| Quote #4
"It's the Thing!" Charles Wallace cried. "It's the Dark Thing we saw from the mountain peak on Uriel when we were riding on Mrs. Whatsit's back!"
In a way this harkens over to the fate vs. free will debate happening next door to good vs. evil – if people do bad things because there's a black cloud over their planet, are they really responsible? What role does choice play in how the Black Thing influences a society?
| Quote #5
"But what is it?" Calvin demanded. "We know that it's evil, but what is it?"

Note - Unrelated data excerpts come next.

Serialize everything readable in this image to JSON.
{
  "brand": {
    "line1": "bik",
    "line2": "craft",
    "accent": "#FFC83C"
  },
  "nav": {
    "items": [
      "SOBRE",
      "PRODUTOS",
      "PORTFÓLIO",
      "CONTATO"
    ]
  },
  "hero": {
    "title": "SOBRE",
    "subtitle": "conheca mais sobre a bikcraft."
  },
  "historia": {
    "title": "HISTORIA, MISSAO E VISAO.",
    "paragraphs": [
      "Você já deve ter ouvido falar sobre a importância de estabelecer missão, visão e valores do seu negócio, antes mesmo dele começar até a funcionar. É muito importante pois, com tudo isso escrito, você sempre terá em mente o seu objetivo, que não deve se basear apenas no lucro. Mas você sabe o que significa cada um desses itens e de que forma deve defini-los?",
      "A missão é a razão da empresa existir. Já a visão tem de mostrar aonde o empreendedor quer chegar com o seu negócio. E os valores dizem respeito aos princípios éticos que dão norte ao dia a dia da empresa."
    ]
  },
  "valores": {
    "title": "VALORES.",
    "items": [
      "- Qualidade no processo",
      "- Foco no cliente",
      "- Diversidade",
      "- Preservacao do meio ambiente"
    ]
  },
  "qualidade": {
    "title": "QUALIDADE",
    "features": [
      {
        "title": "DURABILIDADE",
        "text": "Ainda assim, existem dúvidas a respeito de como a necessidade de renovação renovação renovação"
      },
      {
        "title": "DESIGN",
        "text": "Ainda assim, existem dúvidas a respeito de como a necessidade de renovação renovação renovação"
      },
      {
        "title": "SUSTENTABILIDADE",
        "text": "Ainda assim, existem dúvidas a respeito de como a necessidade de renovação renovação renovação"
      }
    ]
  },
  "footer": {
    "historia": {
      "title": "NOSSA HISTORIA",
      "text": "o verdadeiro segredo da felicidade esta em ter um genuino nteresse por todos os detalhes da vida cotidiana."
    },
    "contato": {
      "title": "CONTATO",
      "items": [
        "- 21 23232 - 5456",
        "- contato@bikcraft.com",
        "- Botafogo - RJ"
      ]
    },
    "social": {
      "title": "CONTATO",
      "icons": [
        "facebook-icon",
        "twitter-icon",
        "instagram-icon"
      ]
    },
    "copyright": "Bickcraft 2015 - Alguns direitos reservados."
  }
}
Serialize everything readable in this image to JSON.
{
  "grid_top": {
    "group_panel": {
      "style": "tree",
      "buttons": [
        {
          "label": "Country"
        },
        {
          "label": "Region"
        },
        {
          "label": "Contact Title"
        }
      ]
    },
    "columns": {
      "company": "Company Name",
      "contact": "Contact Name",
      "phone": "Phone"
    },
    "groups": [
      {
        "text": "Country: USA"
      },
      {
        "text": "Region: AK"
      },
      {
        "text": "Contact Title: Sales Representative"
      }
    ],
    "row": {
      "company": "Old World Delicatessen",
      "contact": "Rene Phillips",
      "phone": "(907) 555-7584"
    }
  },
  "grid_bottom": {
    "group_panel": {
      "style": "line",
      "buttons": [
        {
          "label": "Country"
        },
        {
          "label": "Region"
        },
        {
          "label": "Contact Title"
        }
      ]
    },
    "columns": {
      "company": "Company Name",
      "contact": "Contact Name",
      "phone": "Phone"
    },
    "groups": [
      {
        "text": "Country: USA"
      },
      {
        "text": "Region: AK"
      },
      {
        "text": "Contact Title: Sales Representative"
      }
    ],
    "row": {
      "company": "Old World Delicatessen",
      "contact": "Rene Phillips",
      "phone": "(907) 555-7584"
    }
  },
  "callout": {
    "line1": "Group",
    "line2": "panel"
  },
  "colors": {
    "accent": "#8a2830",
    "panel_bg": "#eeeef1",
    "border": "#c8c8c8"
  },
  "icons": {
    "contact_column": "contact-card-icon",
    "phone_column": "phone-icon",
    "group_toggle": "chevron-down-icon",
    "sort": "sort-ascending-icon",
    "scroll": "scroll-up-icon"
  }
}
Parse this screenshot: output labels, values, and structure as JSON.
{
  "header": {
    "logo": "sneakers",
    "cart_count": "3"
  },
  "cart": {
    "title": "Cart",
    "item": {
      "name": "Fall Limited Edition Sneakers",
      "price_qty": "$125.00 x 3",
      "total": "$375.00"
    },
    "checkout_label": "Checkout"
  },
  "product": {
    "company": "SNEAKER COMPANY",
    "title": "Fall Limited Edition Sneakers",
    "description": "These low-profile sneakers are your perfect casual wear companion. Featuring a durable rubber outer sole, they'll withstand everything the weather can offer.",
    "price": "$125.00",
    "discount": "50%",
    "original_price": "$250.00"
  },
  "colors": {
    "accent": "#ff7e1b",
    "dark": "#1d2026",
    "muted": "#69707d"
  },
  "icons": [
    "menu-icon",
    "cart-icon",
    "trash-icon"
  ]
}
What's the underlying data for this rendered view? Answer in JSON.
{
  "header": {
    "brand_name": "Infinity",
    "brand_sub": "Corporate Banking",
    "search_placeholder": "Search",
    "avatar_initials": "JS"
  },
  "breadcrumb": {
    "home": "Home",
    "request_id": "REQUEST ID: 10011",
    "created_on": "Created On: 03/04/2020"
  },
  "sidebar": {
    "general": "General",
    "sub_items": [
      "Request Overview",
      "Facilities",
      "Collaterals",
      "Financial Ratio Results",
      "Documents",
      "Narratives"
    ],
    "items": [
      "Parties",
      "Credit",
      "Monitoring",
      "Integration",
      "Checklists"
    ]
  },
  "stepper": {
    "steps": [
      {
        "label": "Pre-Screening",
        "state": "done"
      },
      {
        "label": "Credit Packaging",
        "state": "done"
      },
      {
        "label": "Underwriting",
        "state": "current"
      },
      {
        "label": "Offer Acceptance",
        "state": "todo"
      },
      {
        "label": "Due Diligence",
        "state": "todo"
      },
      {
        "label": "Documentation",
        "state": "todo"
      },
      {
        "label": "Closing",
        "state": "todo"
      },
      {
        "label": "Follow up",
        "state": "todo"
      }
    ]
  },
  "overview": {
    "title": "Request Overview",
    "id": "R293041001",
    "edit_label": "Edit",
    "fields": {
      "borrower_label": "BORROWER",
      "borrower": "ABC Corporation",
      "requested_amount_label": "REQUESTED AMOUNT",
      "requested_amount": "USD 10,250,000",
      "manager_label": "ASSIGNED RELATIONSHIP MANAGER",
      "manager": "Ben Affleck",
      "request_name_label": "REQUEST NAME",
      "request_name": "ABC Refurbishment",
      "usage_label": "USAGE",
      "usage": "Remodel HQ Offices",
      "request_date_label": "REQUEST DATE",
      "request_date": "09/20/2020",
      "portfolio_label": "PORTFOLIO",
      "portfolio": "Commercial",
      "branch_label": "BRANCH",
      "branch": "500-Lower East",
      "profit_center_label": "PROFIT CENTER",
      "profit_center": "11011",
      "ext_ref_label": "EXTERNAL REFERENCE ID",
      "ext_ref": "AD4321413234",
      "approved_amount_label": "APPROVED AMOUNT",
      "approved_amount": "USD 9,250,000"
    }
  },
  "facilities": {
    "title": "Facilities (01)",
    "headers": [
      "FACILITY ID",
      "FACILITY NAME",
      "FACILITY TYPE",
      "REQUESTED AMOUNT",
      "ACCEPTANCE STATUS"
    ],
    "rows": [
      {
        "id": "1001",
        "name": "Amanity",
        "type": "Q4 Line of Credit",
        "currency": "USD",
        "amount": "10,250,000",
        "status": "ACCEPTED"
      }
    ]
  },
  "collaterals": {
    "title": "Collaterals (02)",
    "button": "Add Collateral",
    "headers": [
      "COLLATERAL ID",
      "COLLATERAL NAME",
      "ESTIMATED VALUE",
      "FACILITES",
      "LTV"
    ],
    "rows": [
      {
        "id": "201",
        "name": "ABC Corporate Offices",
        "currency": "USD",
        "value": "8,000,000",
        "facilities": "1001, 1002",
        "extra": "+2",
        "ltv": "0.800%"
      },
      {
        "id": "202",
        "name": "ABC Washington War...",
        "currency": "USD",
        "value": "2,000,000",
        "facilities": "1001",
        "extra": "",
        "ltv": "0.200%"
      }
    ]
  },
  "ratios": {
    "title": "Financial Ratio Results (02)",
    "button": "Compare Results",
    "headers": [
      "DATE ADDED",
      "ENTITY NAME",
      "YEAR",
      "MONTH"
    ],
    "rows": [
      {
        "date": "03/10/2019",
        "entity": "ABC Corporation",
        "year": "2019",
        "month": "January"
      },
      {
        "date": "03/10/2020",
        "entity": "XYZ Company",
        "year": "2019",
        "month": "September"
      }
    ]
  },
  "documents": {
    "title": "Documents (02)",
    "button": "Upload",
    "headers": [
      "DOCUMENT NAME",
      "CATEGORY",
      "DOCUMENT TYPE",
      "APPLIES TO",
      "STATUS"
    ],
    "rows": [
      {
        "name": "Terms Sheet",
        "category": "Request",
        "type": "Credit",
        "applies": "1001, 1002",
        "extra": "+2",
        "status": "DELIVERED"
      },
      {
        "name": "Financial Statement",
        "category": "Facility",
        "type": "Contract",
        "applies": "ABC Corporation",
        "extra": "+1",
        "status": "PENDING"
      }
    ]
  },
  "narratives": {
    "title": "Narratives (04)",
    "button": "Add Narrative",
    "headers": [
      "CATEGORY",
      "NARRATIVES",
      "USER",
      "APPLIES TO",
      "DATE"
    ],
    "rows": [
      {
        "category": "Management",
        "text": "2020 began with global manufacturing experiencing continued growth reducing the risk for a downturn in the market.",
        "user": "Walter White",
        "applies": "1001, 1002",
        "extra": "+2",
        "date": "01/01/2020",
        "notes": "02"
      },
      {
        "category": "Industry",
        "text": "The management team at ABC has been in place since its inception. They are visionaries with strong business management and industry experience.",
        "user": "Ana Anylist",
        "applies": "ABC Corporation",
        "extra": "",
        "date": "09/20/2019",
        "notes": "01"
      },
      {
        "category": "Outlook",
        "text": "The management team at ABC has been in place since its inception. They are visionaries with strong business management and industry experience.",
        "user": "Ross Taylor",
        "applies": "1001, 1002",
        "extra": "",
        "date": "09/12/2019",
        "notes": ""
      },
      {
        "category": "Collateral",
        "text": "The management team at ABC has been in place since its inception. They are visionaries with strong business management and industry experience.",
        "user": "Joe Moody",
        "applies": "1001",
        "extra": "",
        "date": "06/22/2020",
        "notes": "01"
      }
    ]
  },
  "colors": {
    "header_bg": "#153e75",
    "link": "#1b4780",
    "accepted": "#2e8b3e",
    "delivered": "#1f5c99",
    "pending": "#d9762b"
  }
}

Mrs. Which's answer is circular: it's evil 'cause, well, you know, it's evil.
| Quote #6
Suddenly there was a great burst of light through the Darkness. The light spread out and where it touched the Darkness the Darkness disappeared. The light spread until the patch of Dark Thing had vanished, and there was only a gentle shining, and through the shining came the stars, clear and pure. Then, slowly, the shining dwindled until it, too, was gone, and there was nothing but stars and starlight. No shadows. No fear. Only the stars and the clear darkness of space, quite different from the fearful darkness of the Thing. (6.4)
It's interesting that the defeat of the Black Thing doesn't lead to the universe being lit up like a baseball stadium, but rather to an absence of unnatural darkness. It's almost like the battle isn't so much between evil and good as between evil and the normal or the natural.